World Audio’s brave face to shareholders

World Audio has put on a brave face following the announcement of the government’s digital radio decision last week, with Managing Director Andrew Thompson saying the decision has recognised WorldAudio’s position.

In a letter to shareholders, copied to the Stock Exchange, there was no mention of last week’s media statements criticising the government for not including World Audio in the first round of digital licences.

The letter says the key elements of the digital radio policy framework decision which affect WorldAudio are the staged roll-out of digital services for Broadcasting Services Band commercial services and the six year moratorium.

Importantly for WorldAudio, says Thompson:

* The government has recognised WorldAudio is entitled to provide radio services via non-BSB digital spectrum without any time moratorium and

* The government stated that it will continue to consider options for non-BSB operators, such as WorldAudio, to deliver digital services.


He quotes Communications Minister Coonan’s speech which said the government will consider options for these broadcasters to deliver services outside the Broadcasting Services Bands such as via satellite and on the Foxtel platform.

“This is a specific acknowledgement of WorldAudio’s position, as it is the only commercial radio broadcaster operating on the Foxtel and Austar digital platform.

“The company believes the government’s policy announcement therefore clearly acknowledges that WorldAudio is an incumbent commercial broadcaster and has a role to play in the future development of digital radio in Australia.”

The company is “assessing its operations” and intends to continue its dialog with government. The letter also says a new board member, lawyer Mark Cohen has joined the company as Executive Deputy Chairman.

WorldAudio has raised an additional $7.9 million from shareholders and secure debt funding in teh past six months to allow it to continue its operations. Last financial year the company made a loss of $6.5 million, earning only $175,189 advertising revenue.

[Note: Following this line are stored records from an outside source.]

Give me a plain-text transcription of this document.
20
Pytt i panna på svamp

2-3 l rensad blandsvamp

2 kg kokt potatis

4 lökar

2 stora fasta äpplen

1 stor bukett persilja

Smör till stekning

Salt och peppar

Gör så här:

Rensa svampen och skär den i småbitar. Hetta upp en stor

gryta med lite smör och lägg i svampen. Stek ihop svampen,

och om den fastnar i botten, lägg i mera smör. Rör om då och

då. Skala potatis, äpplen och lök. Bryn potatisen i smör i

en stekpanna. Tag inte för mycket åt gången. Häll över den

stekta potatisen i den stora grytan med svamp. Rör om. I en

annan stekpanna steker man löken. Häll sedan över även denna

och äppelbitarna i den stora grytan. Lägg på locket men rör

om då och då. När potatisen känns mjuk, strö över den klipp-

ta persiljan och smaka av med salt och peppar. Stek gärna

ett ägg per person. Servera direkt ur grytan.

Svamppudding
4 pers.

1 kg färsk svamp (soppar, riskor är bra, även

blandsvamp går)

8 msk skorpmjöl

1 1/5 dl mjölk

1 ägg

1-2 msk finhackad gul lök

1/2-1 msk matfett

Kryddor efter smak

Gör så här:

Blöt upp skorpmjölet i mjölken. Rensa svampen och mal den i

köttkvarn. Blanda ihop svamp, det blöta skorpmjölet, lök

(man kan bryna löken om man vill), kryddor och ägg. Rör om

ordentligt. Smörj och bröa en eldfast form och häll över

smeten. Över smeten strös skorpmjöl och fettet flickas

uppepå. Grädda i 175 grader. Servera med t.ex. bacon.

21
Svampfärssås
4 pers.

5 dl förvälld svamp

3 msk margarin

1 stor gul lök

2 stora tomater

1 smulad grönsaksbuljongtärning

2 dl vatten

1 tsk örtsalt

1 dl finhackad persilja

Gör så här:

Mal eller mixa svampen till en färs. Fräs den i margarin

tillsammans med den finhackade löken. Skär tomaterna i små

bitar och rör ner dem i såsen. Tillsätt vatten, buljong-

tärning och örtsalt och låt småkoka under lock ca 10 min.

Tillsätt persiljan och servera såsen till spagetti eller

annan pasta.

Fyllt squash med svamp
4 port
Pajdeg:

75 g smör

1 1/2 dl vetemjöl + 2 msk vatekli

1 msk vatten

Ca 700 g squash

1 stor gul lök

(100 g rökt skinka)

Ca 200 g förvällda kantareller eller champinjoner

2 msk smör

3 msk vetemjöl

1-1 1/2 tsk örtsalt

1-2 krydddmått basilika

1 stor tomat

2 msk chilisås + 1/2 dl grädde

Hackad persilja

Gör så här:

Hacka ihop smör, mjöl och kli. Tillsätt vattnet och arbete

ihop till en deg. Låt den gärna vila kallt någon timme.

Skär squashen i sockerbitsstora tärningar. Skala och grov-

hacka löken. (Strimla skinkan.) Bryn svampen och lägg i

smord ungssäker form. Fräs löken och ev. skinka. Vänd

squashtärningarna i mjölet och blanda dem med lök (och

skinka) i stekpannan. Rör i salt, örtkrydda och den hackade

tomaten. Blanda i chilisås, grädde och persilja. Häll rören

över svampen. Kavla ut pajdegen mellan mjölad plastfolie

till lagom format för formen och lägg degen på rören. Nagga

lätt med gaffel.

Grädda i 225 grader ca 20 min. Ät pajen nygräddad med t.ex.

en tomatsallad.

WorldAudio’s share price continues to fall and was sitting on 3 cents at the close of today’s trading. When the company launched in 2002 shares were worth 20 cents (click below to read radioinfo’s report of the launch in 2002).

One disgruntled shareholder, who bought into the company when shares were at 8 cents has seen the share value more than halved and is still waiting for a dividend. The shareholder has written to radioinfo with the following comments:


“Are the Australian Securities and Investment Commission or the Australian Communications and Media Authority concerned about the operation and business plans of Radio 2? Given Helen Coonan has outlined the digital playing field for the next five years, isn’t it time World Audio made its future clear?”

The shareholder, who wishes to remain anonymous, has posed the following questions:

Why is so much money being spent on advertising a radio station no-one can hear unless you turn on a TV or computer? Why is there no round-the-clock program with announcers? Why are there only selected times you can hear more than music? Why are there no advertisements, news on the hour, traffic reports and time calls etc?

“As small, but now concerned, investors we realise we made an uneducated purchase in WAG, says the shareholder. This certainly isn’t a radio venture deserving special consideration, but rather a business plan the regulatory authorities should put an end to.”

In 2002 the Financial Review named WorldAudio in its list of the year’s ten worst performing company floats.